On his second album since The Lights From The Chemical Plant, his 2014 breakthrough, Robert Ellis has dubbed himself the Texas Piano Man, and stays true to his word on the album’s 11 songs. Texas Piano Man came out yesterday, and while much of the songwriting is similar to Ellis’ previous honky tonk, singer-songwriter, bar blues output, there’s a lot that’s different as well. In an immaculate white tuxedo and hat, Ellis is a little more swinging, a little more loose, and a little suaver on Texas Piano Man.


On the first song from Betty Who‘s first album away from a major label, she lets us know that this is the Betty Who that she wants us to hear: “I’m feeling like the old me / No, you cannot control me,” she sings in the chorus. After releasing her first two albums, Take Me When You Go in 2014 and The Valley in 2017, through RCA Records, Australian pop singer Jessica Anne Newman has independently released her third, Betty, giving herself the creative freedom to make the old her the new her.


Following his divorce, Hayes Carll released a somber and introspective album, Lovers and Leavers, in 2016, but has now followed it up with some laid-back, upbeat cool country on What It Is.

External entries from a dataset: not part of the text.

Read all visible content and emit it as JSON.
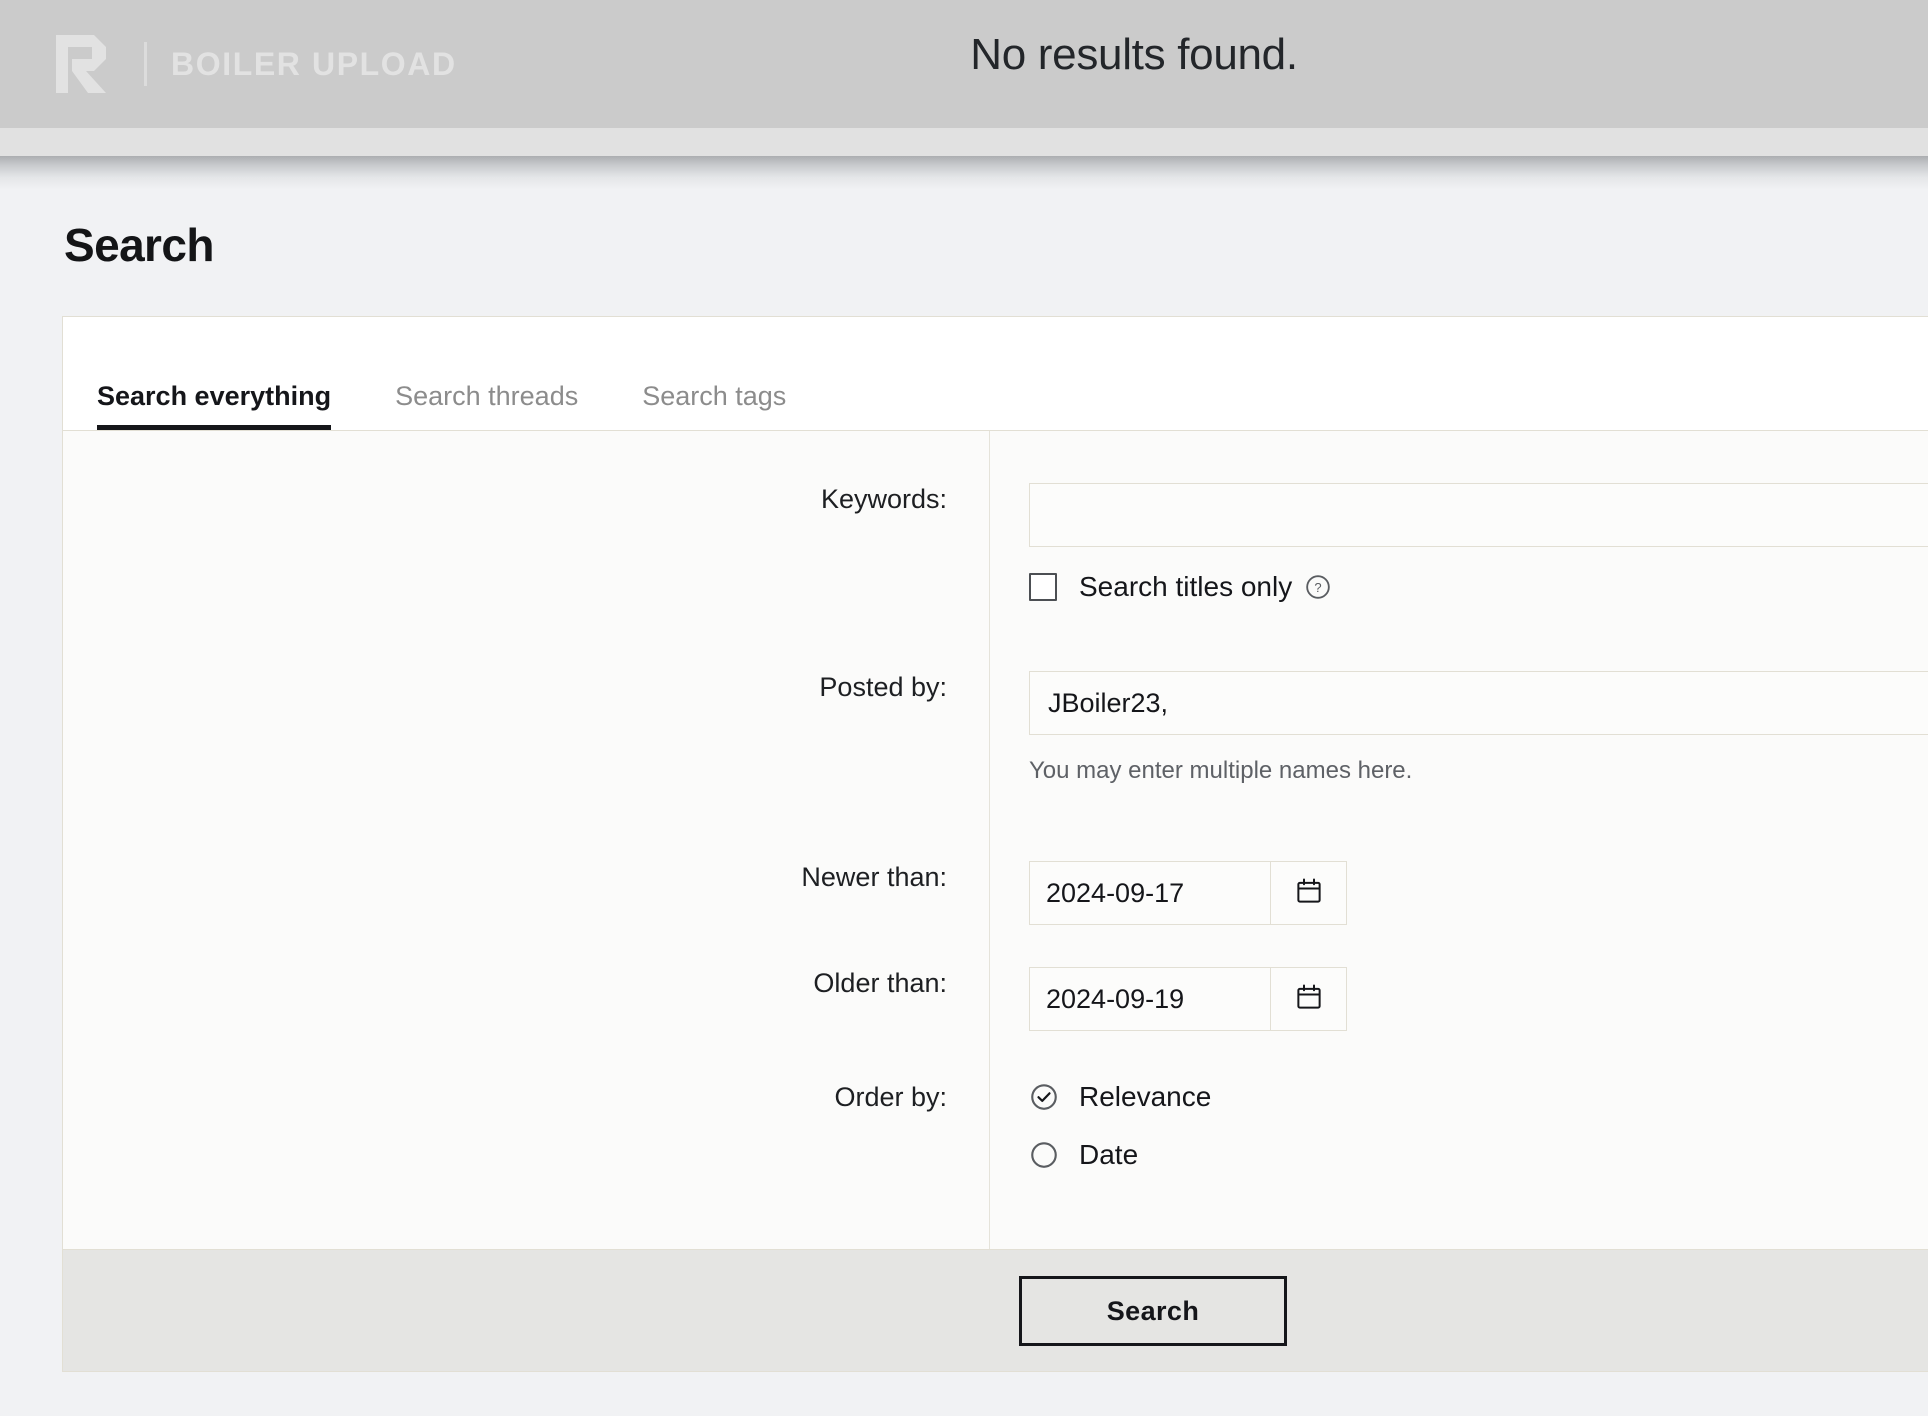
{
  "topbar": {
    "logo_icon": "r-logo-icon",
    "brand_name": "BOILER UPLOAD",
    "status_message": "No results found."
  },
  "page": {
    "title": "Search"
  },
  "tabs": [
    {
      "label": "Search everything",
      "active": true
    },
    {
      "label": "Search threads",
      "active": false
    },
    {
      "label": "Search tags",
      "active": false
    }
  ],
  "form": {
    "keywords": {
      "label": "Keywords:",
      "value": "",
      "placeholder": ""
    },
    "titles_only": {
      "label": "Search titles only",
      "checked": false,
      "help_icon": "question-circle-icon"
    },
    "posted_by": {
      "label": "Posted by:",
      "value": "JBoiler23,",
      "placeholder": "",
      "hint": "You may enter multiple names here."
    },
    "newer_than": {
      "label": "Newer than:",
      "value": "2024-09-17",
      "calendar_icon": "calendar-icon"
    },
    "older_than": {
      "label": "Older than:",
      "value": "2024-09-19",
      "calendar_icon": "calendar-icon"
    },
    "order_by": {
      "label": "Order by:",
      "options": [
        {
          "label": "Relevance",
          "selected": true
        },
        {
          "label": "Date",
          "selected": false
        }
      ]
    },
    "submit_label": "Search"
  },
  "colors": {
    "topbar_bg": "#cbcbcb",
    "page_bg": "#f1f2f4",
    "card_bg": "#fbfbfa",
    "border": "#e2dfd4",
    "text": "#15161a",
    "muted": "#8c8c8c",
    "footer_bg": "#e5e5e3"
  }
}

Maybe it’s his fiancé, Allison Moorer, that’s bringing out Carll’s optimistic side in our Trumpian pre-apocalypse ripe with pessimism, she is, after all, one of the album’s co-producers.


You need at least a little bit of swagger to attempt to release a double album, which is lucky, because Ryan Bingham brings a whole ton of it to his sixth studio release, American Love Song, which clocks in at 66 minutes. Bingham uses that time well, bringing us some whiskey-fueled sing-alongs, some political protest songs, and some introspection.


Other albums out today we’re listening to:

California punks SWMRS bring the riffs on Berkeley’s On Fire, their first album since signing with Fueled By Ramen.

The second solo album, Bright Night Flowers, from Fratelli’s frontman Jon Fratelli, has had a weirdly long road to release after having been announced in 2012. It’s been three Fratelli’s albums between when Jon announced the album to when he finally decided to release it.

Susan Tedeschi and Derek Trucks of the Tedeschi Trucks Band take full advantage of the large ensemble they have built around themselves on their fourth album, Signs.